6. Create and promote an interdisciplinary continuum of care to serve all patients, pediatric to geriatric. Considering that the majority of patients other than those with BPPV, vestibular neuritis, or Meniere's will likely have non-otologic conditions, you will need collaborative relationships with specialists and physical and occupational therapists who will be essential to your patients’ progress through a continuum of care. These practitioners will also become sources of knowledge and great assistance in your own growth as a balance expert.

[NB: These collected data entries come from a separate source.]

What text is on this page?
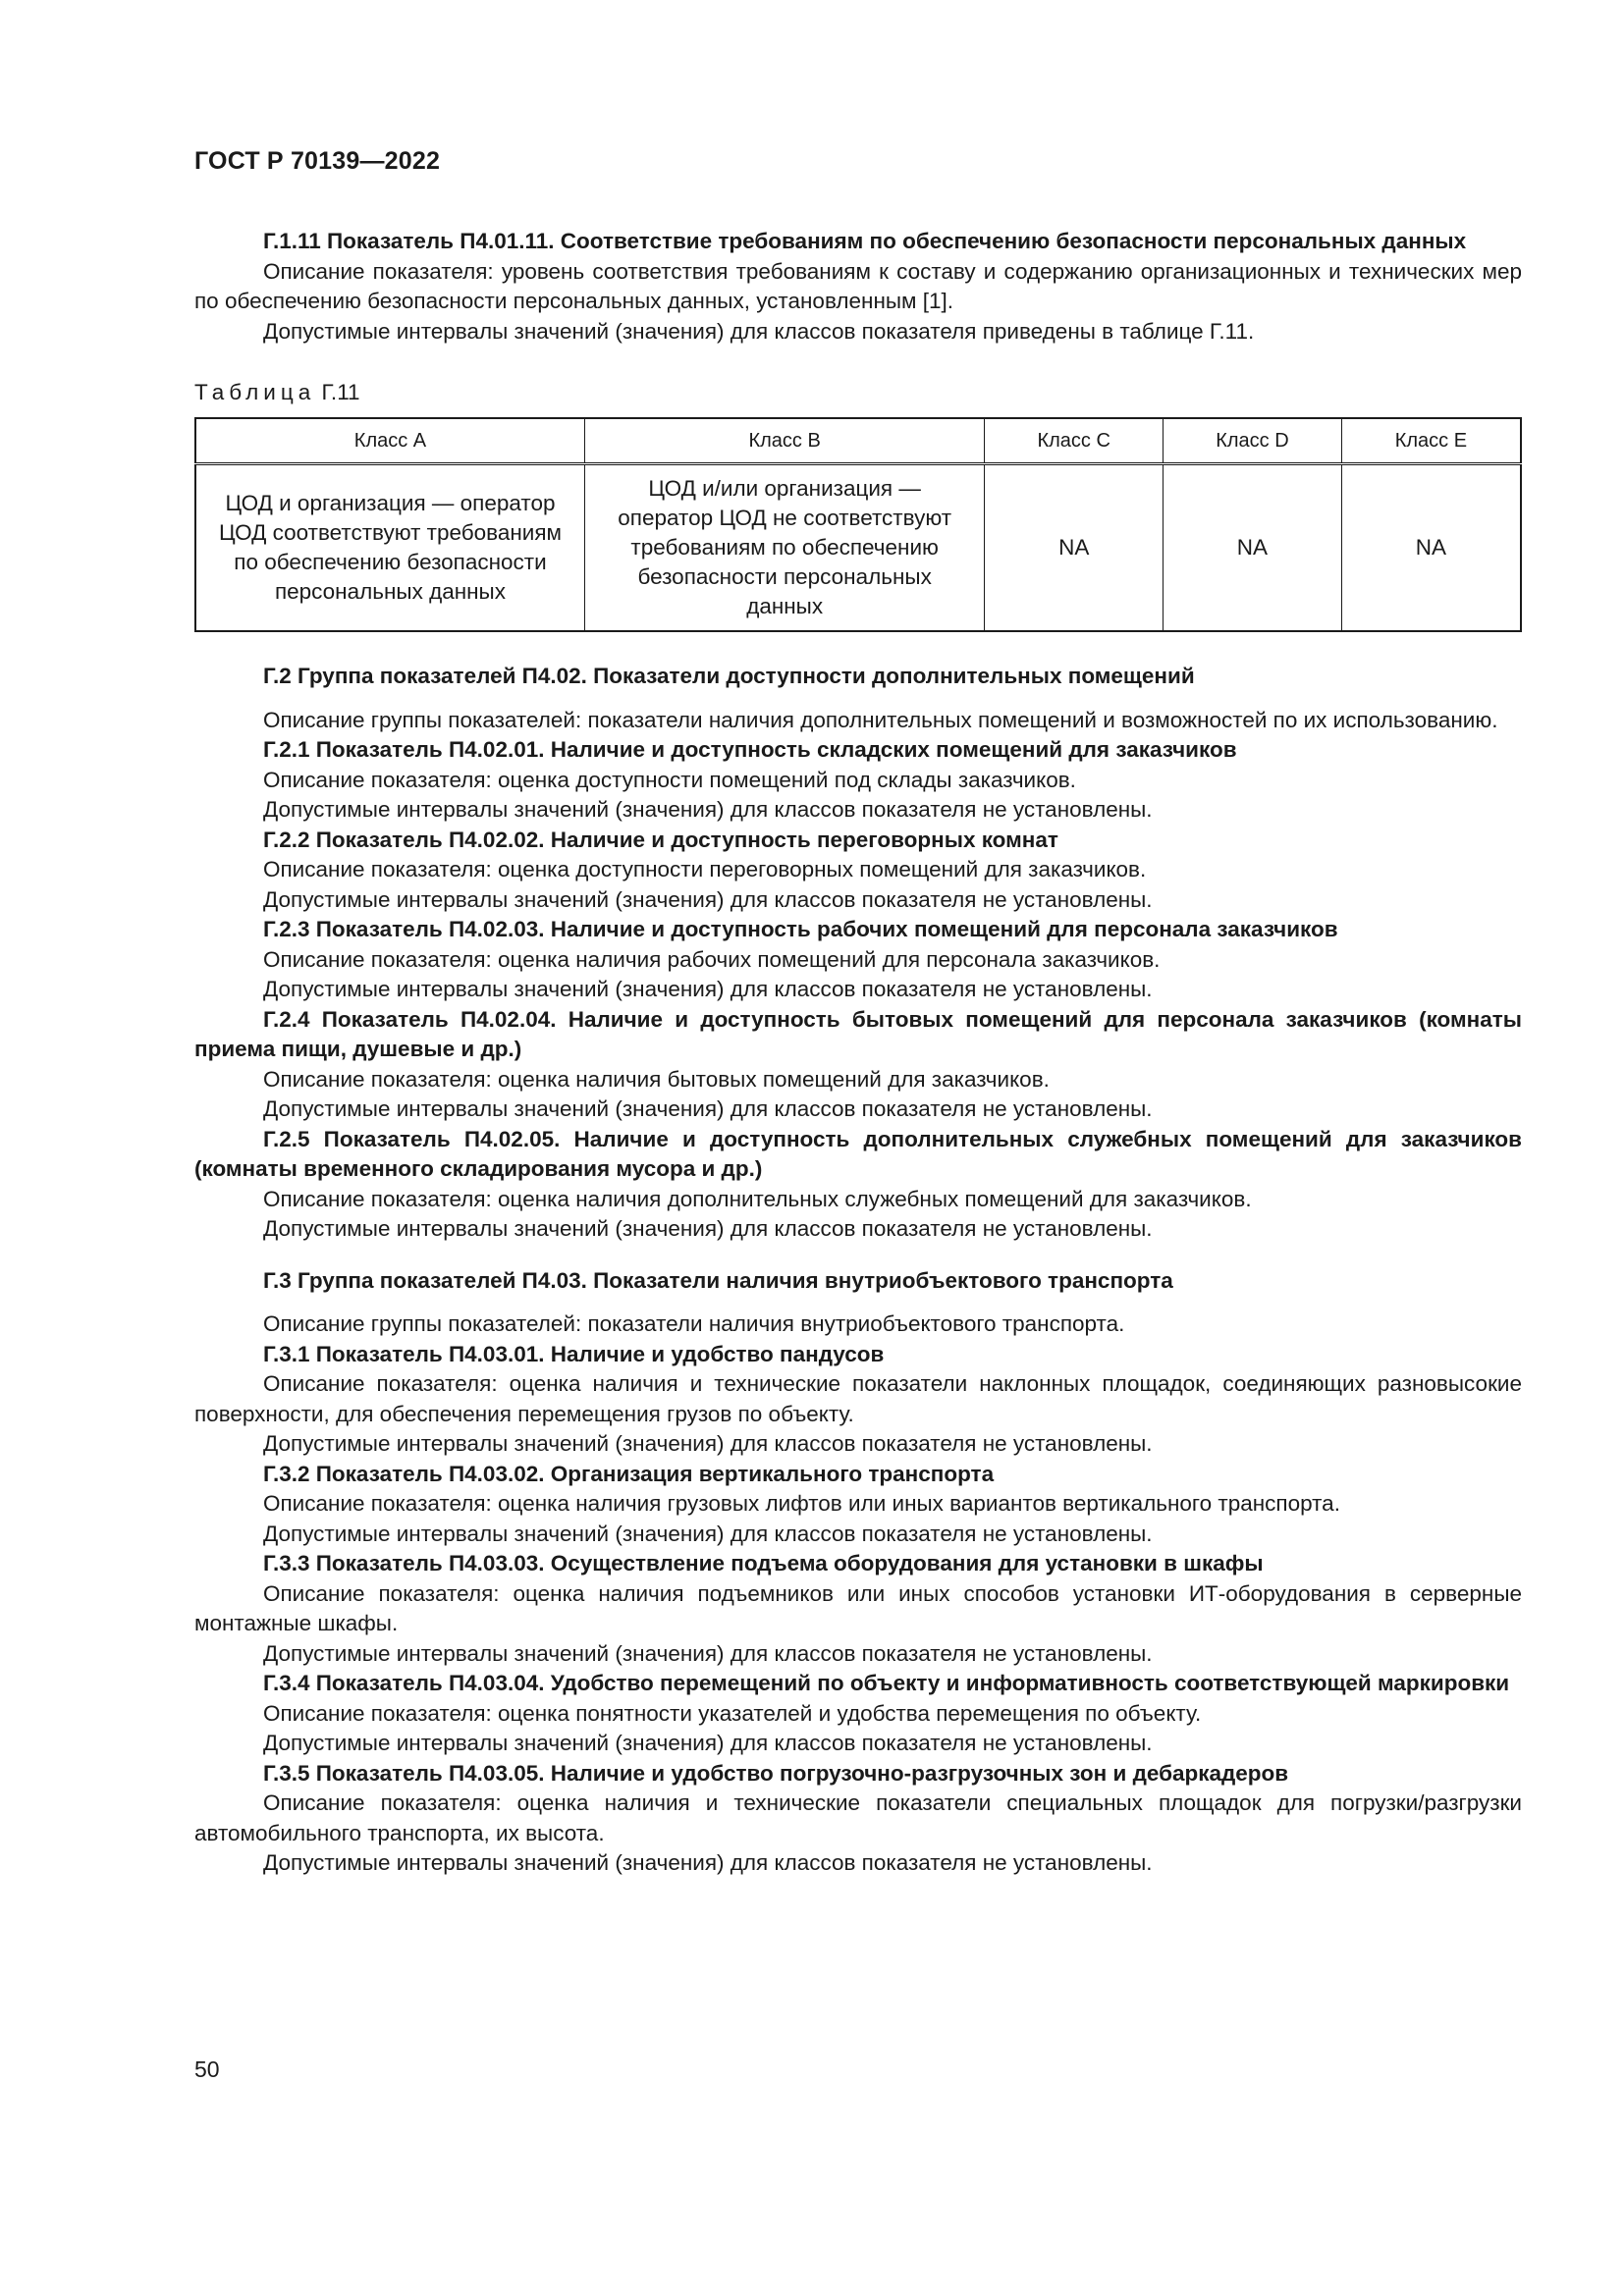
ГОСТ Р 70139—2022

Г.1.11 Показатель П4.01.11. Соответствие требованиям по обеспечению безопасности персональных данных

Описание показателя: уровень соответствия требованиям к составу и содержанию организационных и технических мер по обеспечению безопасности персональных данных, установленным [1].

Допустимые интервалы значений (значения) для классов показателя приведены в таблице Г.11.

Таблица Г.11
Класс A	Класс B	Класс C	Класс D	Класс E
ЦОД и организация — оператор ЦОД соответствуют требованиям по обеспечению безопасности персональных данных	ЦОД и/или организация — оператор ЦОД не соответствуют требованиям по обеспечению безопасности персональных данных	NA	NA	NA

Г.2 Группа показателей П4.02. Показатели доступности дополнительных помещений

Описание группы показателей: показатели наличия дополнительных помещений и возможностей по их использованию.

Г.2.1 Показатель П4.02.01. Наличие и доступность складских помещений для заказчиков

Описание показателя: оценка доступности помещений под склады заказчиков.

Допустимые интервалы значений (значения) для классов показателя не установлены.

Г.2.2 Показатель П4.02.02. Наличие и доступность переговорных комнат

Описание показателя: оценка доступности переговорных помещений для заказчиков.

Допустимые интервалы значений (значения) для классов показателя не установлены.

Г.2.3 Показатель П4.02.03. Наличие и доступность рабочих помещений для персонала заказчиков

Описание показателя: оценка наличия рабочих помещений для персонала заказчиков.

Допустимые интервалы значений (значения) для классов показателя не установлены.

Г.2.4 Показатель П4.02.04. Наличие и доступность бытовых помещений для персонала заказчиков (комнаты приема пищи, душевые и др.)

Описание показателя: оценка наличия бытовых помещений для заказчиков.

Допустимые интервалы значений (значения) для классов показателя не установлены.

Г.2.5 Показатель П4.02.05. Наличие и доступность дополнительных служебных помещений для заказчиков (комнаты временного складирования мусора и др.)

Описание показателя: оценка наличия дополнительных служебных помещений для заказчиков.

Допустимые интервалы значений (значения) для классов показателя не установлены.

Г.3 Группа показателей П4.03. Показатели наличия внутриобъектового транспорта

Описание группы показателей: показатели наличия внутриобъектового транспорта.

Г.3.1 Показатель П4.03.01. Наличие и удобство пандусов

Описание показателя: оценка наличия и технические показатели наклонных площадок, соединяющих разновысокие поверхности, для обеспечения перемещения грузов по объекту.

Допустимые интервалы значений (значения) для классов показателя не установлены.

Г.3.2 Показатель П4.03.02. Организация вертикального транспорта

Описание показателя: оценка наличия грузовых лифтов или иных вариантов вертикального транспорта.

Допустимые интервалы значений (значения) для классов показателя не установлены.

Г.3.3 Показатель П4.03.03. Осуществление подъема оборудования для установки в шкафы

Описание показателя: оценка наличия подъемников или иных способов установки ИТ-оборудования в серверные монтажные шкафы.

Допустимые интервалы значений (значения) для классов показателя не установлены.

Г.3.4 Показатель П4.03.04. Удобство перемещений по объекту и информативность соответствующей маркировки

Описание показателя: оценка понятности указателей и удобства перемещения по объекту.

Допустимые интервалы значений (значения) для классов показателя не установлены.

Г.3.5 Показатель П4.03.05. Наличие и удобство погрузочно-разгрузочных зон и дебаркадеров

Описание показателя: оценка наличия и технические показатели специальных площадок для погрузки/разгрузки автомобильного транспорта, их высота.

Допустимые интервалы значений (значения) для классов показателя не установлены.

50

7. Build real and meaningful relationships with referral sources that are value based; become a colleague! To have a friend, you must be a friend. Your availability, accessibility, and willingness to go that extra mile for referring practitioners and their patients will pay dividends for years. Avoid being perceived as a “transactional” fellow professional. As we often say, “No one cares how much you know, until they know how much you care.”

The changing landscape for audiologists and otolaryngologists, as well as the growing patient population and the need for well-trained practitioners in the balance sciences, suggests there's no better time than now to consider including balance services into your practice. These principles will help you realize your goals, and provide your patients with solutions to conditions like dizziness, vertigo, and imbalance so they will no longer will be told to “just learn to live with it.”

Opportunities in the evaluation and management of balance disorders will be very strong for many years to come. With robust planning and execution of a good business plan, audiology and otolaryngology professionals who seek to fulfill this need will have great success. Ultimately, in the world of rehabilitation medicine, success is not driven by hope but by knowledge and strategy.